Uma lista produzida paralelamente pelos estudantes teve número superior de inscritos e o processo foi concluído dentro do prazo, com 192 aprovados e 109 na lista de espera para vaga na residência estudantil. A CCSC se recusa a legitimar a lista e estuda a possibilidade de abrir as inscrições pela última vez. Porém, segundo a assistente social Rosângela Proença, o órgão estuda realizar uma reunião com ocupantes para eventuais alterações no processo seletivo.

Questões legais

Após um ano de discussão, moradores e a então Prefeitura do Campus definiram o regimento de 2006, que mantinha uma comissão de admissão formada por alunos e professores e formalizava a supervisão do processo pela assistente social (veja quadro). Em fevereiro deste ano, o Conselho Gestor do Campus decidiu invalidar o processo vigente, seguindo parecer da Consultoria Jurídica (CJ), que aponta ilegalidades na seleção.

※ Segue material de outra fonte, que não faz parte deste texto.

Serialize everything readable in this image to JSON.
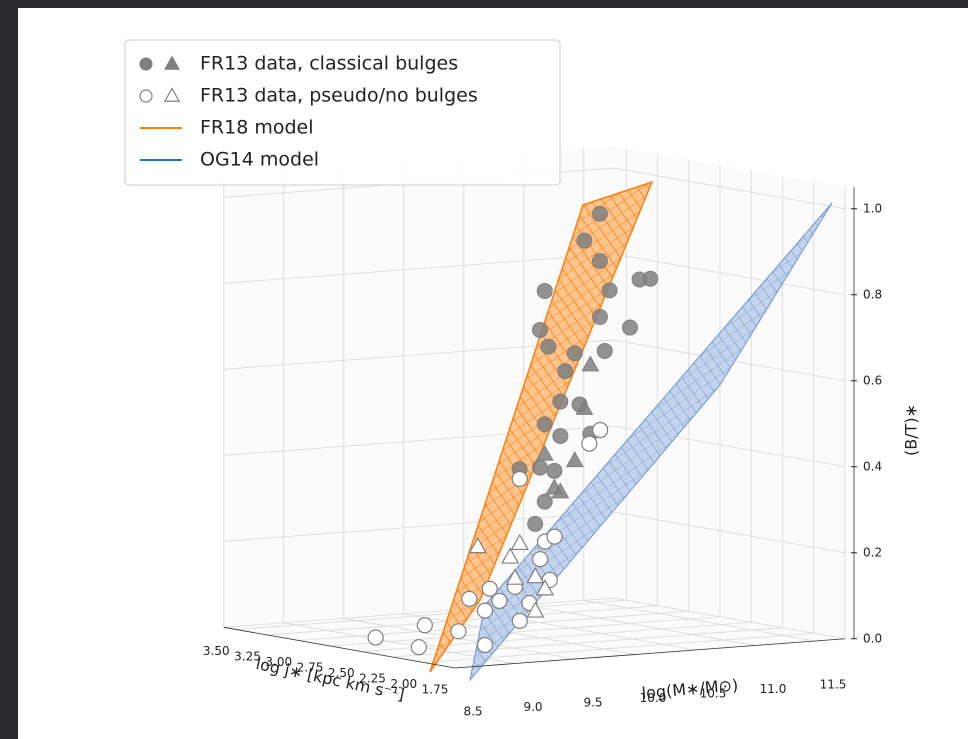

Segundo o parecer, o processo é ilegal por três razões: os alunos, como beneficiários, não podem participar; a assistente social é a única pessoa habilitada para fazer entrevistas e acessar documentos sigilosos dos pleiteantes; o destino dos recursos da universidade tem que ser decidido por funcionários, que são imputáveis. “Os alunos não podem ser punidos se cometem erros, se gastam o dinheiro indevidamente, por exemplo”, afirma José Alberto Cuminato, presidente do Conselho Gestor.

Advogados contratados pelos alunos formularam um parecer que rebate as argumentações. Segundo o documento, o processo é democrático e deve incluir os estudantes. Além disso, não há lei que restrinja o processo seletivo à assistente social.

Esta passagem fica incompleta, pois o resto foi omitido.